Ultimately, Shand has “failed to proffer any admissible evidence, which will establish that there is a genuine issue of a material fact to be resolved. Thus, Martin’s motion for summary judgment is granted.”
It next turned to Martin’s argument that sanctions should be imposed upon Shand for these false allegations; namely, that (1) he was aware of an email communication between Martin and the WTKA management and (2) Martin caused him to be terminated. Shand admits that he was unable to discover-despite his efforts and those of his attorney to obtain information from the telephone company, etc.-the identity of the anonymous caller who conveyed the information to him about the relationship between Martin and the radio station. However, Shand asserts that he accepted this information because of the specificity with which the caller referred to the events surrounding his dismissal from WTKA.

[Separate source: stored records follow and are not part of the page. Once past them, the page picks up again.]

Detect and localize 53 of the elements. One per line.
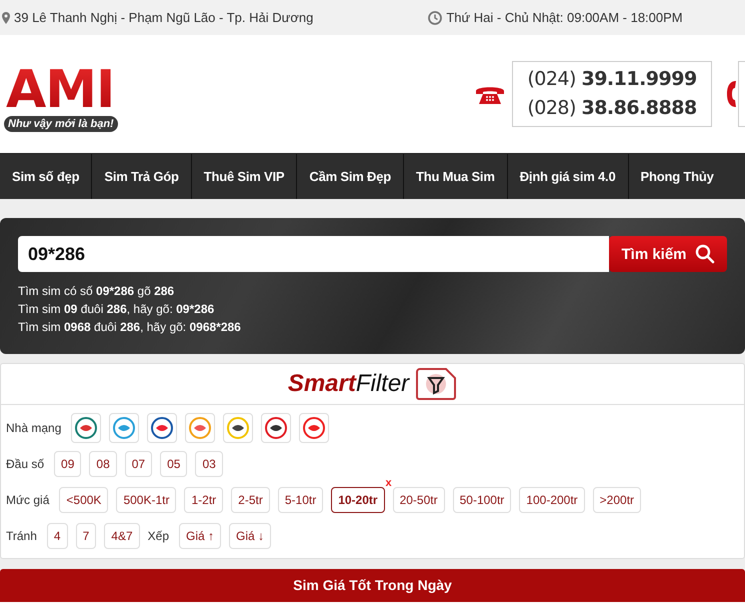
carrier-logo-icon	[113, 417, 136, 439]
filter-option[interactable]: <500K	[59, 487, 108, 513]
filter-option[interactable]: 20-50tr	[392, 487, 445, 513]
carrier-button[interactable]	[147, 413, 178, 443]
filter-label: Đầu số	[6, 457, 44, 471]
carrier-logo-icon	[75, 417, 98, 439]
filter-label: Mức giá	[6, 493, 50, 507]
filter-option[interactable]: 1-2tr	[184, 487, 224, 513]
filter-option[interactable]: 2-5tr	[231, 487, 270, 513]
filter-option[interactable]: 100-200tr	[519, 487, 585, 513]
filter-option[interactable]: 10-20tr	[331, 487, 385, 513]
logo-tagline: Như vậy mới là bạn!	[4, 116, 118, 132]
clock-icon	[428, 10, 442, 24]
filter-option[interactable]: Giá ↓	[229, 523, 272, 549]
search-hint: Tìm sim có số 09*286 gõ 286	[18, 283, 176, 300]
hours-text: Thứ Hai - Chủ Nhật: 09:00AM - 18:00PM	[446, 10, 683, 25]
filter-icon	[415, 368, 458, 400]
carrier-logo-icon	[303, 417, 326, 439]
filter-label: Xếp	[148, 529, 169, 543]
filter-option[interactable]: 5-10tr	[278, 487, 324, 513]
filter-option[interactable]: 05	[160, 451, 188, 477]
filter-option[interactable]: 7	[76, 523, 96, 549]
search-hint: Tìm sim 0968 đuôi 286, hãy gõ: 0968*286	[18, 319, 242, 336]
filter-option[interactable]: 4&7	[104, 523, 140, 549]
filter-option[interactable]: >200tr	[592, 487, 642, 513]
phone-number[interactable]: (024) 39.11.9999	[527, 65, 697, 94]
filter-option[interactable]: 08	[89, 451, 117, 477]
filter-option[interactable]: 09	[54, 451, 82, 477]
carrier-logo-icon	[265, 417, 288, 439]
phone-number[interactable]: (028) 38.86.8888	[527, 94, 697, 123]
filter-label: Tránh	[6, 529, 37, 543]
filter-option[interactable]: Giá ↑	[179, 523, 222, 549]
filter-option[interactable]: 4	[46, 523, 68, 549]
carrier-logo-icon	[151, 417, 174, 439]
search-field[interactable]: 09*286	[18, 236, 609, 272]
filter-title: SmartFilter	[288, 370, 410, 398]
address-text: 39 Lê Thanh Nghị - Phạm Ngũ Lão - Tp. Hải Dương	[14, 10, 314, 25]
filter-option[interactable]: 03	[195, 451, 223, 477]
carrier-button[interactable]	[261, 413, 292, 443]
search-icon	[694, 244, 715, 264]
clear-mark[interactable]: x	[385, 478, 392, 488]
nav-link[interactable]: Phong Thủy	[628, 154, 718, 199]
filter-option[interactable]: 50-100tr	[452, 487, 512, 513]
search-hint: Tìm sim 09 đuôi 286, hãy gõ: 09*286	[18, 301, 216, 318]
carrier-logo-icon	[227, 417, 250, 439]
filter-option[interactable]: 500K-1tr	[116, 487, 176, 513]
carrier-button[interactable]	[223, 413, 254, 443]
section-header: Sim Giá Tốt Trong Ngày	[0, 569, 745, 602]
logo[interactable]: AMI Như vậy mới là bạn!	[4, 60, 129, 132]
filter-option[interactable]: 07	[124, 451, 152, 477]
carrier-logo-icon	[189, 417, 212, 439]
filter-label: Nhà mạng	[6, 421, 62, 435]
search-button[interactable]: Tìm kiếm	[609, 236, 727, 272]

“Based on Shand’s representations at his deposition and those of his attorney in his brief, Shand’s reliance on the anonymous caller’s information appears to have been somewhat strained, but, nonetheless, reasonable under the circumstances. Shand testified that the caller had very specific information about the issues and persons involved in this dispute. Moreover, contrary to Martin’s contention that the records never existed, Shand submitted a letter from two phone companies in response to his attorney’s subpoena, both stating that they no longer possessed the requested records for the phone calls made during the identified time frame. According to Shand, he attempted to procure the identity of the anonymous caller but was unable to do so. Thus, and under these circumstances, the Court, believing Shand’s representations to be reasonable, will decline to impose sanctions upon him and/or his counsel.”
Shand v. Martin; E.D. Michigan; No. 07-13100; 8/11/09
Attorneys of Record: (for plaintiff) Nicholas Roumel, Ann Arbor, MI. (for defendant) Keefe A. Brooks, Brooks Wilkins Sharkey & Turco, PLLC, Birmingham, MI.